At the request of a U.S.-based garment brand, research was launched to explore the issues surrounding undocumented workers in the garment industry. They found that many of the people were at great risk of wage and working hour violations that placed their health and safety at risk. The workers were also at risk for abuse and harassment since they were undocumented and unwilling to report the conditions under which they were working.The textile industry has taken full advantage of chemicals available to protect the garment or make changes to the product without consideration to how these chemicals affect the environment.
Procedures to treat clothing include using specialized chemicals, such as biocides, flame retardants and water repellents. Over 60 different chemical classes are used in the production of yarn, fabric pretreatments and finishing.

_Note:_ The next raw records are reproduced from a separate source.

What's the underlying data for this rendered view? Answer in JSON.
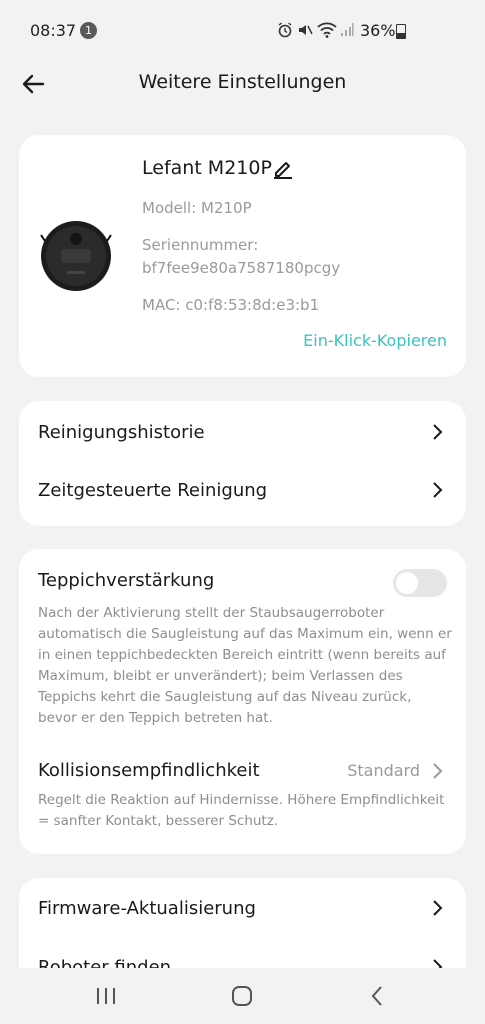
{
  "status": {
    "time": "08:37",
    "notification_count": "1",
    "battery": "36%"
  },
  "header": {
    "title": "Weitere Einstellungen"
  },
  "device": {
    "name": "Lefant M210P",
    "model": "Modell: M210P",
    "serial_label": "Seriennummer:",
    "serial_value": "bf7fee9e80a7587180pcgy",
    "mac": "MAC: c0:f8:53:8d:e3:b1",
    "copy_label": "Ein-Klick-Kopieren"
  },
  "menu1": {
    "history": "Reinigungshistorie",
    "scheduled": "Zeitgesteuerte Reinigung"
  },
  "settings": {
    "carpet_label": "Teppichverstärkung",
    "carpet_enabled": false,
    "carpet_desc": "Nach der Aktivierung stellt der Staubsaugerroboter automatisch die Saugleistung auf das Maximum ein, wenn er in einen teppichbedeckten Bereich eintritt (wenn bereits auf Maximum, bleibt er unverändert); beim Verlassen des Teppichs kehrt die Saugleistung auf das Niveau zurück, bevor er den Teppich betreten hat.",
    "collision_label": "Kollisionsempfindlichkeit",
    "collision_value": "Standard",
    "collision_desc": "Regelt die Reaktion auf Hindernisse. Höhere Empfindlichkeit = sanfter Kontakt, besserer Schutz."
  },
  "menu2": {
    "firmware": "Firmware-Aktualisierung",
    "find_robot": "Roboter finden"
  },
  "colors": {
    "accent": "#3cc3bd",
    "background": "#f2f2f3"
  }
}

When fabrics are manufactured, between 10 and 100 percent of the weight of the fabric is added in chemicals.6 Even fabrics made from 100 percent cotton are coated with 27 percent of its weight in chemicals. Most fabrics are treated with liquid chemicals to ready them for the fashion industry, going through several treatments before being shipped to a manufacturer.
Many chemicals have known health and environmental issues. Greenpeace commissioned an investigation into the toxic chemicals used in clothing. They purchased 141 different pieces of clothing in 29 different countries. The chemicals found included high levels of phthalates and cancer-causing amines. The investigators also found 89 garments with nonylphenol ethoxylates (NPEs). Levels above 100 ppm were found in 20 percent of the garments and above 1,000 ppm were recorded in 12 of the samples.
Any level of phthalates, amines or NPEs found in clothing that remains against your body is unacceptable as they are hazardous materials. However, the dangers from these chemicals don't end when you finish wearing the garment. As the material makes it to a landfill, these chemicals leach out from the fabric and make it to the groundwater.
Perfluorinated chemicals (PFCs) have been widely used in textile marketing and have been linked in epidemiological studies with several different types of cancers in humans.
These chemicals are so ubiquitous they've been found in the blood of polar bears and found in tap water supplies used by 15 million Americans in 27 states. Cheap, mass-produced clothing has given many individuals the chance to purchase the current style without breaking the bank. But an initial reduction in price on clothing may be at the expense of both people and the environment.